Classifying the Unknown: In-Context Learning for Open-Vocabulary Text and Symbol Recognition
Tom Simon, William Mocaer, Pierrick Tranouez, Clement Chatelain, Thierry Paquet
TL;DR
This work tackles the difficulty of recognizing unseen text and symbols with OCR systems by proposing Rosetta, a multimodal model that uses Multimodal In-Context Learning to classify novel patterns without retraining. Central to Rosetta are the Context-Aware Tokenizer (CAT) and a Visual Prompt Generator (VPG) that together enable context-driven, open-vocabulary classification without linguistic priors. In carefully designed synthetic experiments, Rosetta demonstrates robust generalization to unseen text, symbol patterns, and new alphabets, achieving a lower mean CER ($6.54\%$) and TER below 10% across diverse test sets, outperforming a comparable OCR-based model in consistency.
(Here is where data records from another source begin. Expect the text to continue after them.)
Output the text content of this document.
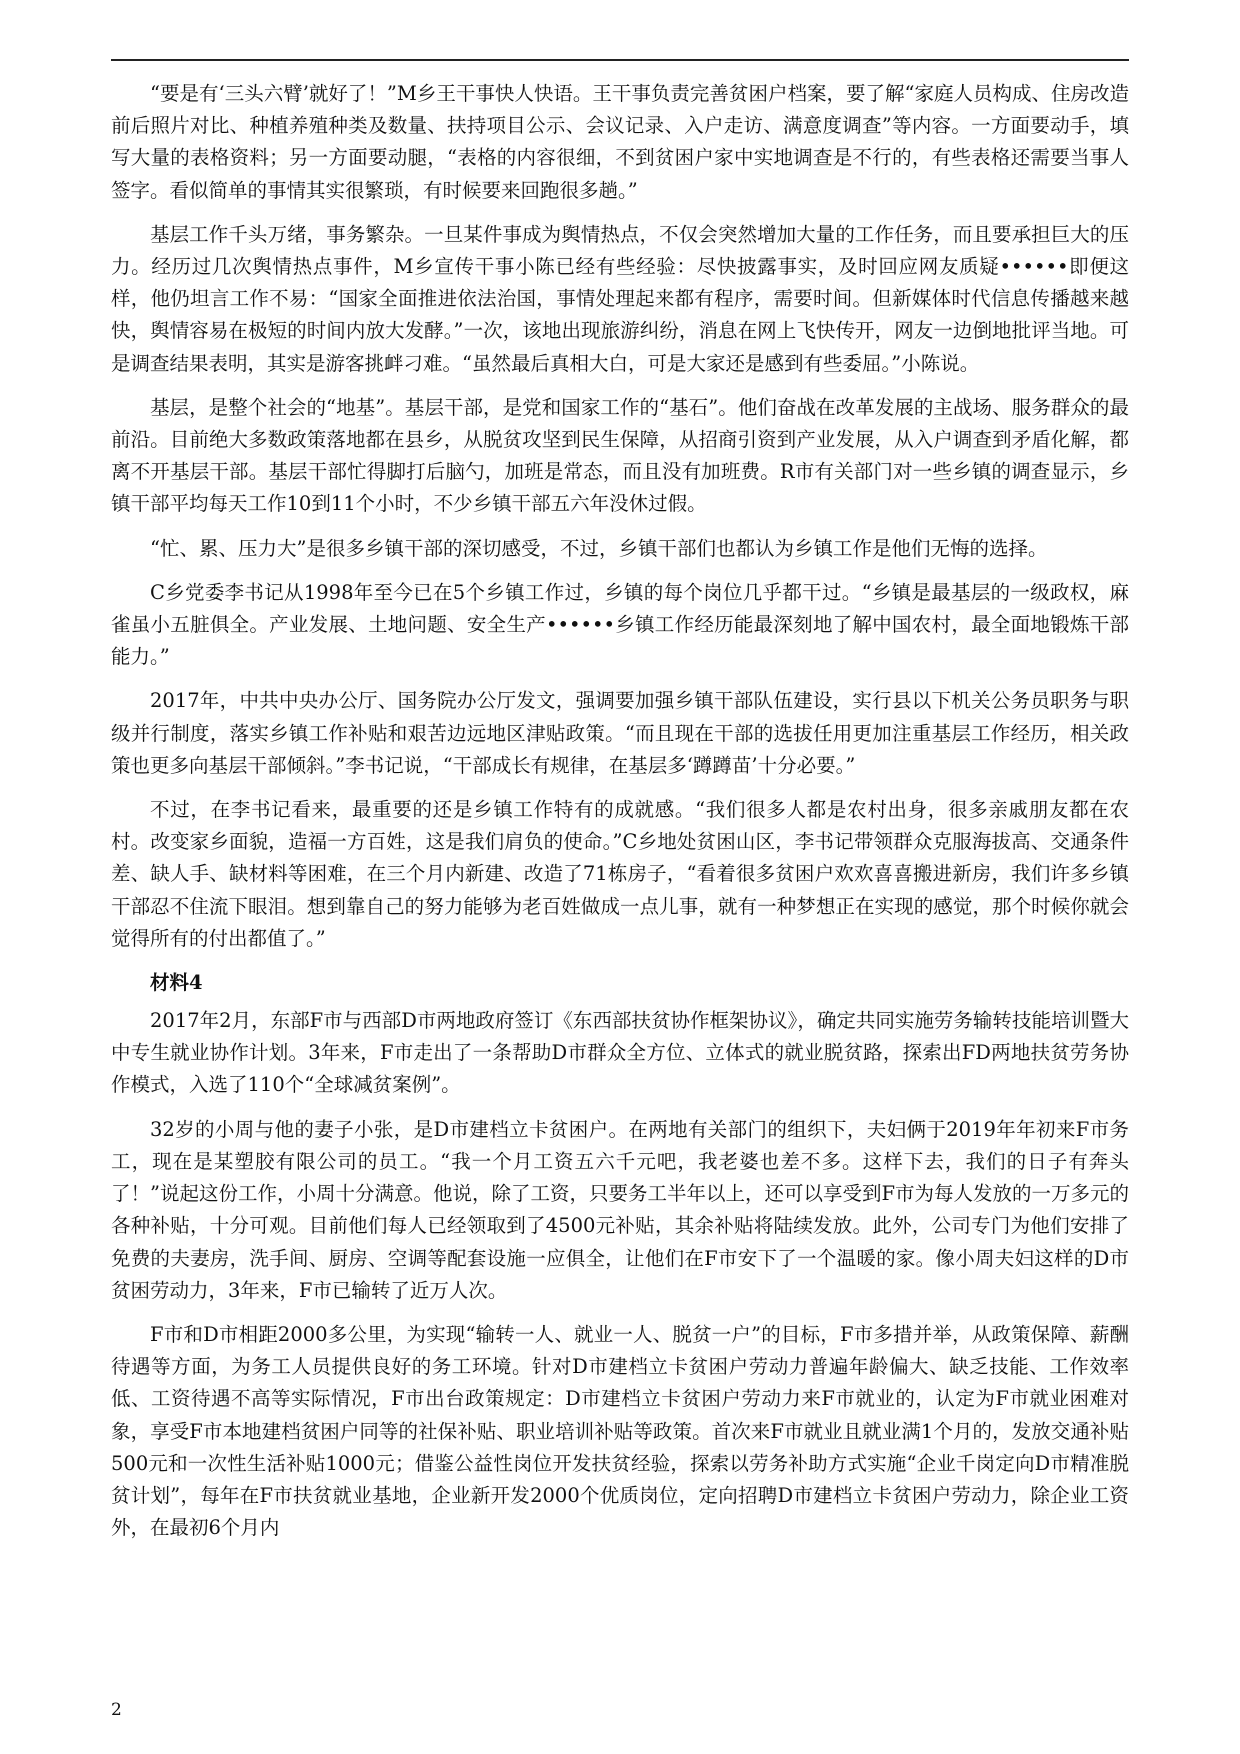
“要是有‘三头六臂’就好了！”M乡王干事快人快语。王干事负责完善贫困户档案，要了解“家庭人员构成、住房改造前后照片对比、种植养殖种类及数量、扶持项目公示、会议记录、入户走访、满意度调查”等内容。一方面要动手，填写大量的表格资料；另一方面要动腿，“表格的内容很细，不到贫困户家中实地调查是不行的，有些表格还需要当事人签字。看似简单的事情其实很繁琐，有时候要来回跑很多趟。”

基层工作千头万绪，事务繁杂。一旦某件事成为舆情热点，不仅会突然增加大量的工作任务，而且要承担巨大的压力。经历过几次舆情热点事件，M乡宣传干事小陈已经有些经验：尽快披露事实，及时回应网友质疑••••••即便这样，他仍坦言工作不易：“国家全面推进依法治国，事情处理起来都有程序，需要时间。但新媒体时代信息传播越来越快，舆情容易在极短的时间内放大发酵。”一次，该地出现旅游纠纷，消息在网上飞快传开，网友一边倒地批评当地。可是调查结果表明，其实是游客挑衅刁难。“虽然最后真相大白，可是大家还是感到有些委屈。”小陈说。

基层，是整个社会的“地基”。基层干部，是党和国家工作的“基石”。他们奋战在改革发展的主战场、服务群众的最前沿。目前绝大多数政策落地都在县乡，从脱贫攻坚到民生保障，从招商引资到产业发展，从入户调查到矛盾化解，都离不开基层干部。基层干部忙得脚打后脑勺，加班是常态，而且没有加班费。R市有关部门对一些乡镇的调查显示，乡镇干部平均每天工作10到11个小时，不少乡镇干部五六年没休过假。

“忙、累、压力大”是很多乡镇干部的深切感受，不过，乡镇干部们也都认为乡镇工作是他们无悔的选择。

C乡党委李书记从1998年至今已在5个乡镇工作过，乡镇的每个岗位几乎都干过。“乡镇是最基层的一级政权，麻雀虽小五脏俱全。产业发展、土地问题、安全生产••••••乡镇工作经历能最深刻地了解中国农村，最全面地锻炼干部能力。”

2017年，中共中央办公厅、国务院办公厅发文，强调要加强乡镇干部队伍建设，实行县以下机关公务员职务与职级并行制度，落实乡镇工作补贴和艰苦边远地区津贴政策。“而且现在干部的选拔任用更加注重基层工作经历，相关政策也更多向基层干部倾斜。”李书记说，“干部成长有规律，在基层多‘蹲蹲苗’十分必要。”

不过，在李书记看来，最重要的还是乡镇工作特有的成就感。“我们很多人都是农村出身，很多亲戚朋友都在农村。改变家乡面貌，造福一方百姓，这是我们肩负的使命。”C乡地处贫困山区，李书记带领群众克服海拔高、交通条件差、缺人手、缺材料等困难，在三个月内新建、改造了71栋房子，“看着很多贫困户欢欢喜喜搬进新房，我们许多乡镇干部忍不住流下眼泪。想到靠自己的努力能够为老百姓做成一点儿事，就有一种梦想正在实现的感觉，那个时候你就会觉得所有的付出都值了。”

材料4

2017年2月，东部F市与西部D市两地政府签订《东西部扶贫协作框架协议》，确定共同实施劳务输转技能培训暨大中专生就业协作计划。3年来，F市走出了一条帮助D市群众全方位、立体式的就业脱贫路，探索出FD两地扶贫劳务协作模式，入选了110个“全球减贫案例”。

32岁的小周与他的妻子小张，是D市建档立卡贫困户。在两地有关部门的组织下，夫妇俩于2019年年初来F市务工，现在是某塑胶有限公司的员工。“我一个月工资五六千元吧，我老婆也差不多。这样下去，我们的日子有奔头了！”说起这份工作，小周十分满意。他说，除了工资，只要务工半年以上，还可以享受到F市为每人发放的一万多元的各种补贴，十分可观。目前他们每人已经领取到了4500元补贴，其余补贴将陆续发放。此外，公司专门为他们安排了免费的夫妻房，洗手间、厨房、空调等配套设施一应俱全，让他们在F市安下了一个温暖的家。像小周夫妇这样的D市贫困劳动力，3年来，F市已输转了近万人次。

F市和D市相距2000多公里，为实现“输转一人、就业一人、脱贫一户”的目标，F市多措并举，从政策保障、薪酬待遇等方面，为务工人员提供良好的务工环境。针对D市建档立卡贫困户劳动力普遍年龄偏大、缺乏技能、工作效率低、工资待遇不高等实际情况，F市出台政策规定：D市建档立卡贫困户劳动力来F市就业的，认定为F市就业困难对象，享受F市本地建档贫困户同等的社保补贴、职业培训补贴等政策。首次来F市就业且就业满1个月的，发放交通补贴500元和一次性生活补贴1000元；借鉴公益性岗位开发扶贫经验，探索以劳务补助方式实施“企业千岗定向D市精准脱贫计划”，每年在F市扶贫就业基地，企业新开发2000个优质岗位，定向招聘D市建档立卡贫困户劳动力，除企业工资外，在最初6个月内

2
The approach promises practical impact for multilingual and evolving-script document understanding by enabling open-vocabulary recognition without heavy retraining or language-model reliance.
Abstract
We introduce Rosetta, a multimodal model that leverages Multimodal In-Context Learning (MICL) to classify sequences of novel script patterns in documents by leveraging minimal examples, thus eliminating the need for explicit retraining. To enhance contextual learning, we designed a dataset generation process that ensures varying degrees of contextual informativeness, improving the model's adaptability in leveraging context across different scenarios. A key strength of our method is the use of a Context-Aware Tokenizer (CAT), which enables open-vocabulary classification. This allows the model to classify text and symbol patterns across an unlimited range of classes, extending its classification capabilities beyond the scope of its training alphabet of patterns. As a result, it unlocks applications such as the recognition of new alphabets and languages. Experiments on synthetic datasets demonstrate the potential of Rosetta to successfully classify Out-Of-Distribution visual patterns and diverse sets of alphabets and scripts, including but not limited to Chinese, Greek, Russian, French, Spanish, and Japanese.